Section 8: Your Specific Activities: You must list your fundraising activities, including the time spent on each, here.  This includes other organizations raising money for your organization.

  • Your organization can not be involved with supporting or opposing a candidate in a political campaign.
  •  If you are using any type of gambling to raise funds (from casino nights to BINGO events) be sure to do a little research as far as what is allowed with a tax-exempt status.
  • If you will have any operations in foreign countries, they will also be listed here.  You should review the Office of Foreign Assets Control (OFAC) Specially Designated Nationals List (SDN) to ensure you do not give money to anyone on the list.  This can be found here.

Section 9: Financials:  If you have hired a lawyer this is one section where they likely will need a lot of your help or the help of your accountant. It starts with a pretty simple, itemized statement of revenues, but it will take a little sifting through your records to answer some of them.  The second part is a Balance Sheet from the most recent tax year, which hopefully you will have already prepared previously.

  • Don’t forget that donated items still count as donations.  You need to include the cash value of any donations.
  • The IRS requires you submit your financial data for the most recent five years.  This form has slots for the current year and the last three years.
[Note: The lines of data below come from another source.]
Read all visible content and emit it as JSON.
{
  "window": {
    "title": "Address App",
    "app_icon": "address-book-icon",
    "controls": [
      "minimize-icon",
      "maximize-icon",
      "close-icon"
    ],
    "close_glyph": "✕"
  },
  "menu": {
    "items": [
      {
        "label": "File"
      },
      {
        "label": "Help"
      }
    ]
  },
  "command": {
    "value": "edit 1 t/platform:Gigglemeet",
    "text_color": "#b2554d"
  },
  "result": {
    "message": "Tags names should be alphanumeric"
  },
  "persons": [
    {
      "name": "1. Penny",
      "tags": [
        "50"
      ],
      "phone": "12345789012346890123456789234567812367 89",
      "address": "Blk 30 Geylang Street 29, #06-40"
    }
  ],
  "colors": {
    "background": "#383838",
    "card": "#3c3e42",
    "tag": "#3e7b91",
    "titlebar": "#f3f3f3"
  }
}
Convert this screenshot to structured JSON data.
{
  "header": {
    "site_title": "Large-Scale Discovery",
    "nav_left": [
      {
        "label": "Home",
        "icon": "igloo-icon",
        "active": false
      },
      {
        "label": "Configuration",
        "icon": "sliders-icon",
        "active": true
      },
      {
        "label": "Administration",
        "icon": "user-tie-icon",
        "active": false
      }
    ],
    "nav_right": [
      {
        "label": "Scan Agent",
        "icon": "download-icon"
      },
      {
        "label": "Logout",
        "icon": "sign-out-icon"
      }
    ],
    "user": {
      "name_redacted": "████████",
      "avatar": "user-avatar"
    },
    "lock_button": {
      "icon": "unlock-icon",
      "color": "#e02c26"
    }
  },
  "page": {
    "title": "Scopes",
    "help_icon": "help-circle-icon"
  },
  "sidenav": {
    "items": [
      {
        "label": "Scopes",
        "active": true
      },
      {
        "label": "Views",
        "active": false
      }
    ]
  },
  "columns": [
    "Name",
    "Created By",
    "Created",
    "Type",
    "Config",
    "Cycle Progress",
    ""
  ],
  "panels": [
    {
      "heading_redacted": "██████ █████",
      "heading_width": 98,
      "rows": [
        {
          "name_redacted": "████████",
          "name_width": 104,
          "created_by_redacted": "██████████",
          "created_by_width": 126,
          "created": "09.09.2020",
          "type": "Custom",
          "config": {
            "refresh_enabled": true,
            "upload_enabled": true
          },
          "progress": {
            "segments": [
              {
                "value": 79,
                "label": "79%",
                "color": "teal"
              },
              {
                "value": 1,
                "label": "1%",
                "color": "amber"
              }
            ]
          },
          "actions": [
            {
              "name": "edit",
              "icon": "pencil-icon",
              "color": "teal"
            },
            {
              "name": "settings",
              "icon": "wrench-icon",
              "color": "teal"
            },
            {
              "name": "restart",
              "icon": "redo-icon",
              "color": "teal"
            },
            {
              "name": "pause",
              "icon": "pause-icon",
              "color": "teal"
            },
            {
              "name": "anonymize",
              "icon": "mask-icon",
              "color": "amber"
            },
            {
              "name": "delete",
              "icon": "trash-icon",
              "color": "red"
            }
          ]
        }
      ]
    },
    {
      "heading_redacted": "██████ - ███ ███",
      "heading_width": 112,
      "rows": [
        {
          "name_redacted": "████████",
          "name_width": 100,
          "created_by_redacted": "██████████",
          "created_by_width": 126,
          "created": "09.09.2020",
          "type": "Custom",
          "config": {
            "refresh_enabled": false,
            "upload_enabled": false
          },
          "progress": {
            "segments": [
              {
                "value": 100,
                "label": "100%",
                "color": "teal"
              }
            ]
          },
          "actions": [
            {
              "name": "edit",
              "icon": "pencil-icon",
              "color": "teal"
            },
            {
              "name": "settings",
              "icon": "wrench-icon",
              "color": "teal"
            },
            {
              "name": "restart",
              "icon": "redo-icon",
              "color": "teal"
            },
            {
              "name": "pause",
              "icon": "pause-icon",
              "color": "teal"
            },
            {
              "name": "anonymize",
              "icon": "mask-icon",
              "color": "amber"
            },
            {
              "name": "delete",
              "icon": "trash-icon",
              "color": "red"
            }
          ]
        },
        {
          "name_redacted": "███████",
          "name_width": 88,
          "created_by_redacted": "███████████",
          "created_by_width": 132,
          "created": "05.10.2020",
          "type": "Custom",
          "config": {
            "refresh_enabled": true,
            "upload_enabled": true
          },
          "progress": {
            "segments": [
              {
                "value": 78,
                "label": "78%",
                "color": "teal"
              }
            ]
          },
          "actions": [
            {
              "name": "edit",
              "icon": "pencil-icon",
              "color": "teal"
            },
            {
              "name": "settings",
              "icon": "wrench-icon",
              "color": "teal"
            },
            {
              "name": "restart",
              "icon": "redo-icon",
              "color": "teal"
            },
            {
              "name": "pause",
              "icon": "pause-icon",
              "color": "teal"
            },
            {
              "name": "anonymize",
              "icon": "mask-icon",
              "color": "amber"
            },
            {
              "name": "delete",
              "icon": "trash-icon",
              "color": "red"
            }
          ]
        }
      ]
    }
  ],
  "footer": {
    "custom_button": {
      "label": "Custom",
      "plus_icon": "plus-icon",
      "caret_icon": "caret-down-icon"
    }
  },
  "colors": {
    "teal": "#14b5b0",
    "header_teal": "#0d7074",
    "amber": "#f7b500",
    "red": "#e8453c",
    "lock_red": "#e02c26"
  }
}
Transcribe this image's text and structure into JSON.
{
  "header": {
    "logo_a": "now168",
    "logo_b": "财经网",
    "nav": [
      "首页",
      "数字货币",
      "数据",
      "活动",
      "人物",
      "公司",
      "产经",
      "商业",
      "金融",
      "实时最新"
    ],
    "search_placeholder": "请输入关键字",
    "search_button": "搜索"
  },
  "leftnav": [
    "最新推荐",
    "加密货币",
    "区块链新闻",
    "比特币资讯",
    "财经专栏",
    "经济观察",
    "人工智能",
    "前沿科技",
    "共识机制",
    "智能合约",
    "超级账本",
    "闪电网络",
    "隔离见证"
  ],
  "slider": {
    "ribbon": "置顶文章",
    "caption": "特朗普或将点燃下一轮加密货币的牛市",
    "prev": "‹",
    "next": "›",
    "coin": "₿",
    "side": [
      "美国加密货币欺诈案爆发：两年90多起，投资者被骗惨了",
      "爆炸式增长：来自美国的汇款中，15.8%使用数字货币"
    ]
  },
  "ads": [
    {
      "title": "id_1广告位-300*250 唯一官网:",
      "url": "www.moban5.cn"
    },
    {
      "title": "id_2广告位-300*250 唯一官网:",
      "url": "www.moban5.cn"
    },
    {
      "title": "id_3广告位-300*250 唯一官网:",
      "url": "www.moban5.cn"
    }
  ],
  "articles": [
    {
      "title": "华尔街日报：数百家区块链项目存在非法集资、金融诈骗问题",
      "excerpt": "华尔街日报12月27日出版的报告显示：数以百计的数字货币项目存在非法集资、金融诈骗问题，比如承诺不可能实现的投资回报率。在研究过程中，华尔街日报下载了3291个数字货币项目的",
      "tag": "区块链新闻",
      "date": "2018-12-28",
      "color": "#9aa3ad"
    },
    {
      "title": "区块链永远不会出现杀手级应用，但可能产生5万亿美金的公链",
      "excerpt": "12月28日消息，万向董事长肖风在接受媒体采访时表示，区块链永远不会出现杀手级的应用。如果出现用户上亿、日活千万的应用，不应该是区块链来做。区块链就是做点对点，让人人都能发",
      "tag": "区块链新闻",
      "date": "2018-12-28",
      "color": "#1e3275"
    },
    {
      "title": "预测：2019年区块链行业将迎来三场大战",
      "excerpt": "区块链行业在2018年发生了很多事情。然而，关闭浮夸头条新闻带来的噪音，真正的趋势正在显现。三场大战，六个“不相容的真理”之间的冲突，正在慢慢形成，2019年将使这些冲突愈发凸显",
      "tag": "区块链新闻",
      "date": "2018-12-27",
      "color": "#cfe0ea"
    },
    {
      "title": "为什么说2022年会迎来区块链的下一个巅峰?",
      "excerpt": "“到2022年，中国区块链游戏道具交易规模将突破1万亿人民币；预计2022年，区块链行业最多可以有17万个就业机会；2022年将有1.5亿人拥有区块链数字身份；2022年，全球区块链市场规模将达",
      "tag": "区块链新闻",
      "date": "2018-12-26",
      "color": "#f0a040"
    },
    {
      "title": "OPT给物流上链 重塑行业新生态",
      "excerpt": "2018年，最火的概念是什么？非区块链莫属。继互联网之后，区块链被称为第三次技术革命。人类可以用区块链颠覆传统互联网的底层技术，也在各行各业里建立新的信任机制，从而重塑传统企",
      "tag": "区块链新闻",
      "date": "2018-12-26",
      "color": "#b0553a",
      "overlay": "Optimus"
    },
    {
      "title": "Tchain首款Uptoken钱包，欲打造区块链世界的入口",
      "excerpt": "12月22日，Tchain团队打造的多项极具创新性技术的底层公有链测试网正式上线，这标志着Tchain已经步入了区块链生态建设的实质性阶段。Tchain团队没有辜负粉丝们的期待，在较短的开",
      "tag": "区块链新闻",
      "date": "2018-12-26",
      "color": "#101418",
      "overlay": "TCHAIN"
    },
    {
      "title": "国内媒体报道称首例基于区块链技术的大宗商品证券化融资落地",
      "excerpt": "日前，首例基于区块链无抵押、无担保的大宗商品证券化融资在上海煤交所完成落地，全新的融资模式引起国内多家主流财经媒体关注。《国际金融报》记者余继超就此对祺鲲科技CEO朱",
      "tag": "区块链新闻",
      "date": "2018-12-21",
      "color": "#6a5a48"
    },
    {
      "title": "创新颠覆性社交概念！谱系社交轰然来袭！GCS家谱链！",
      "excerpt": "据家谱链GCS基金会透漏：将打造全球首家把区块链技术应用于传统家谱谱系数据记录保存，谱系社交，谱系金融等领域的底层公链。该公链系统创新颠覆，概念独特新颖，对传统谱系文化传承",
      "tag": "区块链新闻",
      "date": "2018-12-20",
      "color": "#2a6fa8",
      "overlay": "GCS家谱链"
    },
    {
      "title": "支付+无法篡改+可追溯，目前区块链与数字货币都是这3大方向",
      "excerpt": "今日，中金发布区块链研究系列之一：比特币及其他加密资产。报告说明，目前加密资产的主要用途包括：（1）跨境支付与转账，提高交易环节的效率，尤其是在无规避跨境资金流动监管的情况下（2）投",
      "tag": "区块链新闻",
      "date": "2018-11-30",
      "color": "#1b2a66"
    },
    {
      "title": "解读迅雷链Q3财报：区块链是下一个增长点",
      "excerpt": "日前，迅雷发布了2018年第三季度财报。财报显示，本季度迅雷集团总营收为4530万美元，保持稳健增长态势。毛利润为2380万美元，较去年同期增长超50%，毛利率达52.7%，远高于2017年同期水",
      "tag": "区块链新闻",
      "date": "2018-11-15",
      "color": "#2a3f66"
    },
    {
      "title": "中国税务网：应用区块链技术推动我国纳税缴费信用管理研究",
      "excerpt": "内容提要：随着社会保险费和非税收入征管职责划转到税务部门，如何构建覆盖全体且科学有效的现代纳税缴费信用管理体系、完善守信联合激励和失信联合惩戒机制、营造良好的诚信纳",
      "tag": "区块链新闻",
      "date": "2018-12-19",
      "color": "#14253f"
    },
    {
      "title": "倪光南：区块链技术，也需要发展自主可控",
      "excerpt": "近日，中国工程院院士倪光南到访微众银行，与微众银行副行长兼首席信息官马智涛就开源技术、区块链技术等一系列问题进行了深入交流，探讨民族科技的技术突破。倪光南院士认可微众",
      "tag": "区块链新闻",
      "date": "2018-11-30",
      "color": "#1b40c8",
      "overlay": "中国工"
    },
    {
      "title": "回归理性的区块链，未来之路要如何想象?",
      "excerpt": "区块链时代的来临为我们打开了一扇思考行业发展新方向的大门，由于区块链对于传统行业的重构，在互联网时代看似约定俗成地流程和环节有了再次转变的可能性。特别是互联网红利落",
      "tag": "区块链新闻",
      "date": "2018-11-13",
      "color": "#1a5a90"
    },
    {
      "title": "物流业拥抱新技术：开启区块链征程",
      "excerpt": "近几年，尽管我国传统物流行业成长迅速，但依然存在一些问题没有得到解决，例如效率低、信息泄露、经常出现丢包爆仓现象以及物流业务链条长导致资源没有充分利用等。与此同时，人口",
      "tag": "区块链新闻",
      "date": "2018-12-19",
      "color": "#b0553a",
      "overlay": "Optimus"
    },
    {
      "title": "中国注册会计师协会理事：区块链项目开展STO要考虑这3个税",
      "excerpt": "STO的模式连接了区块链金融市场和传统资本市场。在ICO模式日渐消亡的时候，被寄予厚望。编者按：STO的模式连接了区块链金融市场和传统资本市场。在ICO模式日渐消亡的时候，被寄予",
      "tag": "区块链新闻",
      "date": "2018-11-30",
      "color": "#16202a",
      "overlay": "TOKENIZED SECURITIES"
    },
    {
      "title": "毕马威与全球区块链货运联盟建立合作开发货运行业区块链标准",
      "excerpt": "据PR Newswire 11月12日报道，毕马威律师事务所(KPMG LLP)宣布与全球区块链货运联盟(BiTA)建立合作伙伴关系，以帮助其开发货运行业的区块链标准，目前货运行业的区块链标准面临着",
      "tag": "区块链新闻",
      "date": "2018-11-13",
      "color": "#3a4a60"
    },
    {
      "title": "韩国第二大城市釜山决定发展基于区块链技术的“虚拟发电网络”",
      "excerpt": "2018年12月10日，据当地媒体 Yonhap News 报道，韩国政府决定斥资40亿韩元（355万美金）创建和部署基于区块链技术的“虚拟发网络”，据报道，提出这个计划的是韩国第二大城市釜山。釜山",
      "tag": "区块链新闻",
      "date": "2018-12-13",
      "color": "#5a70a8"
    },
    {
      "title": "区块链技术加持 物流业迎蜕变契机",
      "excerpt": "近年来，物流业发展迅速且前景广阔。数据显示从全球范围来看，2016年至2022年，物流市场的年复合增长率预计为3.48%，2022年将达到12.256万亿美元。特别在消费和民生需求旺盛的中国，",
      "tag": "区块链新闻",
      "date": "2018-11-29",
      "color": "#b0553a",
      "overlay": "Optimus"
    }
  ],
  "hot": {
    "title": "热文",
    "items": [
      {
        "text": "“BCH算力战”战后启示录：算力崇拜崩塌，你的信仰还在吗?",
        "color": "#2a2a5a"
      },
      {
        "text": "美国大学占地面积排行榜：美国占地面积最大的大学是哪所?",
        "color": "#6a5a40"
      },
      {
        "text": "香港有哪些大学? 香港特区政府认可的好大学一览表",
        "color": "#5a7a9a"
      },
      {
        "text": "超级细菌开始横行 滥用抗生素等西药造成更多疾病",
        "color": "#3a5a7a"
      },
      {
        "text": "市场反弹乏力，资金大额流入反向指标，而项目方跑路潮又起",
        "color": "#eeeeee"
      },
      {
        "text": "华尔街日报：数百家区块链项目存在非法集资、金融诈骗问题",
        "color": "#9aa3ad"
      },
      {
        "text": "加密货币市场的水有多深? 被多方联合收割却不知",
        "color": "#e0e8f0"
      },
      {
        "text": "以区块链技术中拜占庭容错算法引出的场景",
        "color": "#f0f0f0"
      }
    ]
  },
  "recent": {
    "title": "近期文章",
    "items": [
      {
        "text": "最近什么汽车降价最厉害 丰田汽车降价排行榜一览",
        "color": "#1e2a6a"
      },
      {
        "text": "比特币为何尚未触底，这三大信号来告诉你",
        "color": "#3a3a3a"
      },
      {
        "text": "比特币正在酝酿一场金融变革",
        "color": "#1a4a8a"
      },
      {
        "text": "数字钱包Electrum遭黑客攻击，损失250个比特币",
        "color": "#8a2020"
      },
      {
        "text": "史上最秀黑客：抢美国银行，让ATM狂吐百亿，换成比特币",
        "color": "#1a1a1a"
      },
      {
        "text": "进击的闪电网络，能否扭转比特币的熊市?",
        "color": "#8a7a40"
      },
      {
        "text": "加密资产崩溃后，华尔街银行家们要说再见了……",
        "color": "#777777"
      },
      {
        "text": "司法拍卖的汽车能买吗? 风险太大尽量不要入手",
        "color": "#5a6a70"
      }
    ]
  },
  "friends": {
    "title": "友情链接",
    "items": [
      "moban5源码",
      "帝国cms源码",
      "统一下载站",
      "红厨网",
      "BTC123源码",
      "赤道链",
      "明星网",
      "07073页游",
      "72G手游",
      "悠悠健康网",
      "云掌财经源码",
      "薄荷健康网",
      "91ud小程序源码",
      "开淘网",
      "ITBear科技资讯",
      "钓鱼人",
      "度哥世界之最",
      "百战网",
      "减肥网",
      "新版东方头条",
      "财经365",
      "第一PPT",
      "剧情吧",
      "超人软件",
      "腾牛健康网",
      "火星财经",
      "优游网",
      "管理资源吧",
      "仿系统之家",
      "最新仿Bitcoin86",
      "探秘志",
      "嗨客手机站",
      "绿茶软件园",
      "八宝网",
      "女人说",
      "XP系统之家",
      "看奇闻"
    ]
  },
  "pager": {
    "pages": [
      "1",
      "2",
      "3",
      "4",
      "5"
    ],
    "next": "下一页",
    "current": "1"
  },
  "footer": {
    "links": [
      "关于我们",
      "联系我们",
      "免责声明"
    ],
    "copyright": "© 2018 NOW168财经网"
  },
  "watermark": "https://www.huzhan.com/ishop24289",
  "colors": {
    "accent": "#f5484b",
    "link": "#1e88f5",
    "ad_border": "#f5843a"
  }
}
I don’t know why they haven’t modified the form. We had to submit two more years of data after our initial review, and had to wait longer to get our status.

Section 10: Public non-profit Status: This section is different depending on if you are a public non-profit or a private foundation.  

Secton 11: User Fees: This one’s an easy one – just tell them what your average annual gross receipts are, and it will tell you how much you need to pay them.

And finally, here is a checklist to make sure you have everything you need before sending it over:

Now, you play the waiting game! We waited over a year for our status to be approved.  You can see where the IRS is in approving status here:

  • I suggest writing a compelling letter to your congressman asking for assistance in expediting your application.
  • There is a chance the IRS will request more information. Don’t be discouraged – they usually respond very quickly once your application has had its initial review. However, you will always have a week or two deadline to submit the information they request. They will disregard your application if they do not receive the requested information postmarked by the deadline.

After you have completed these steps your organization is on its way to becoming a 501(c)(3) tax exempt organization.